Friday, March 18, 2016

Marble Wattage

Whether you possess the capacity to tolerate them or not, you have to admire the persistence of idiots. Fully unaware of their idiocy, these lowbrow dimwits are more than happy to dispense venomous tirades on topics they barely comprehend, even made-up topics about nonsensical qualifiers such as "jumping jack density" or "marble wattage". When they are politely hushed or corrected by their unimpressed audience, the modern idiot will redirect his or her indignation toward the naive ideology of their supposed betters, the overweening elite, in order to regain the sympathies of their supporters, along with any loose pocket change available for bus fares.

However, tempers are easily engaged and the resulting arguments are best described as disgraceful, embarrassing, intermittently provocative, and always entertaining. I myself was fortunate enough to be gifted with the idiot's perspectives during a brief stop in Dubuque last weekend. In the spirit of discovery, I would like to take this opportunity to share the experience with you, my adoring readership.

I was traveling to one of those Canadian states, which our neighbors to the north refer to as "provinces, eh", when the airplane I was traveling upon required an emergency landing in Iowa's tenth-largest city. All 200 of the aircraft's passengers were ushered out of the terminal and given twelve hours to freely roam the city, to do with the time what we would. I volunteered that we should all visit some of the local museums which I'd heard nothing about, but the overwhelming majority elected that we should go to the mall instead.

We, the Manitoba-bound passengers, all arrived at Dubuque's Kennedy Mall around noon. As our flight did not serve any type of meal, our wearisome herd instinctively shuffled toward the food court. I tried suggesting to several people closest to me that, rather than all of us eating at the same place, we should each of us instead select whichever restaurant we desired the most. This method, I felt as strongly then as I do now, would have had the added benefit of not overcrowding one establishment. However, Burt Billingsley, middle management for a soda vendor out of Winnipeg, had already appointed himself as the de facto leader of our group and led us all to a Hot Dog on a Stick.

The Hot Dog on a Stick employees were ill-prepared for such a large group and the wait time for a corn dog (or its vegetarian counterpart, the "cheese dog") quickly rose to over an hour. I asked Burt if it would be okay if I got a slice of pizza from Sbarro, but he retorted with a string of insinuations regarding my love of museums and probable hatred of the mall. He asked me if I had designs against the group and even implied that I had played a part in sabotaging our flight. I carefully apologized to him for my disobedience, as well as to a few other passengers within earshot of our decreasingly private conversation. With a slight bow, I returned to the line and resumed my wait, deciding that I would reward my allegiance to the group with a full-flavored lemonade to go with my corn dog.

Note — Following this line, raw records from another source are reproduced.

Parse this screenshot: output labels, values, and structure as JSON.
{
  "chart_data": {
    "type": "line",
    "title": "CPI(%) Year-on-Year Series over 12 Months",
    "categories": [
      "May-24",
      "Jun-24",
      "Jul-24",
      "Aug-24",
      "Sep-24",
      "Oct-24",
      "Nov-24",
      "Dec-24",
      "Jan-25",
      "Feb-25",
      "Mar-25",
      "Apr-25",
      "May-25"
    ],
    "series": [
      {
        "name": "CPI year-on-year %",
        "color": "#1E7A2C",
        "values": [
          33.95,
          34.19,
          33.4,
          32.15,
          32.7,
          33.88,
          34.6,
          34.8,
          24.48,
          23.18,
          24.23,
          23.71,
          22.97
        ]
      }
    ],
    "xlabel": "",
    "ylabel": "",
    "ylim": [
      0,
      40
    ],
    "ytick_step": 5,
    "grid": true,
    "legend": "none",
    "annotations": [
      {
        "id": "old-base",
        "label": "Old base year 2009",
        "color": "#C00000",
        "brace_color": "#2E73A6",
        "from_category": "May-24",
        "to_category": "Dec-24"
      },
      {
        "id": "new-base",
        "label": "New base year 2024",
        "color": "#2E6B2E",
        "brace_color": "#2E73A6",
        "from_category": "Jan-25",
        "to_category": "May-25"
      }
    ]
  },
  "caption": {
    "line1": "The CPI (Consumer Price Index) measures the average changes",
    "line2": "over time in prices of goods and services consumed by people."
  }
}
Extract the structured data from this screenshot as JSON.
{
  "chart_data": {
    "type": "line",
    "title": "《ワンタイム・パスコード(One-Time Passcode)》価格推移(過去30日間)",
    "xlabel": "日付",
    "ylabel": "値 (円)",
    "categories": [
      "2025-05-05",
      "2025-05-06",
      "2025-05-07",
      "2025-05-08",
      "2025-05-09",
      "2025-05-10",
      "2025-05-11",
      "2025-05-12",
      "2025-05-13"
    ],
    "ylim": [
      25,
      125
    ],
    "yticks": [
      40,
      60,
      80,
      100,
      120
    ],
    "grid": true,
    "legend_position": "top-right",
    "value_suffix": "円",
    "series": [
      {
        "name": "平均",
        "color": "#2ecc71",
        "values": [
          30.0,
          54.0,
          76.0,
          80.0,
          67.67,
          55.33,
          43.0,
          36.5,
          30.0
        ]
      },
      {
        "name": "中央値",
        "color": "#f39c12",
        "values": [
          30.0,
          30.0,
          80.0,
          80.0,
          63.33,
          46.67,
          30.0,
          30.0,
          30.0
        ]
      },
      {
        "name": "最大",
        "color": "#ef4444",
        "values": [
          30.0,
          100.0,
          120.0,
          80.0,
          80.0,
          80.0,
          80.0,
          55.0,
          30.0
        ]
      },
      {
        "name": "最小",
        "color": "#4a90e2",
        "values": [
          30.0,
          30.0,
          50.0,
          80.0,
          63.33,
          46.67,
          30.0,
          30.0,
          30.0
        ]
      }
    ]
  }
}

Two hours later, we had all been fed and were growing bored. A group vote was taken and we decided to venture to the rest of the mall. All 200 of us went from store to store, passing the time and deciding various things about life. Whether it was "The best sports are played outdoors!" in the magazine section at Books-A-Million or "Bring harmonica songs back to the radio!" in the home furnishings section at Sears, we seemed to have an opinion on everything. Self-preservation had set in by that point, so I decided that complete compliance was the best course of action to take. The sensation, dear readers, was fascinatingly enjoyable, like snuggling up in a terry cloth bathrobe to watch cat videos on YouTube. I dare say that my time as "just one of the group" was one of the less stressful days of my life.

However, there were a few other patrons of the mall (presumably Iowans) who would inevitably disagree with some of our group's stances. When they would speak up on behalf of the NBA or guitar music, I and the other passengers of Manitoba Flight 897 would all turn to Burt, who would immediately get in the face of the (usually elderly) person arguing against us and ask them why they hated something that people usually don't profess to hating, like the feel of terry cloth bathrobes or cat videos on YouTube. At that, me and the others would chime in with supportive words for Burt, "Yeah!" and "That's right!" and (once, accidentally) "Good got that right job!"

After about ten hours of this behavior, which the shopkeepers were surprisingly cool with, we decided that we should go back to the Dubuque airport, giving ourselves a little extra time to get through security. We exited to the parking garage where the shuttles we'd rented stood waiting for us, the drivers each quietly complaining about the lateness of the hour. I rode in the third bus, a few seats behind Burt, who looked tired. During his day as commander of our peculiar group, Burt never carried a special staff or wore a goat skull helmet to show that he was the leader; he never needed to. However, once it became obvious that we no longer required leadership, he did put his shirt back on.

My day as an idiot ended much like it had begun, with me getting in a line, this time at the airport's gift shop. As I got closer to the cashier, I wondered if I wanted some gum and, if so, which kind should I get. Should I say something to the cashier? Would I use my credit card, debit, or pay with cash? What in the hell was my opinion on gum anyway?

The cashier smiled at me as panic ballooned from within.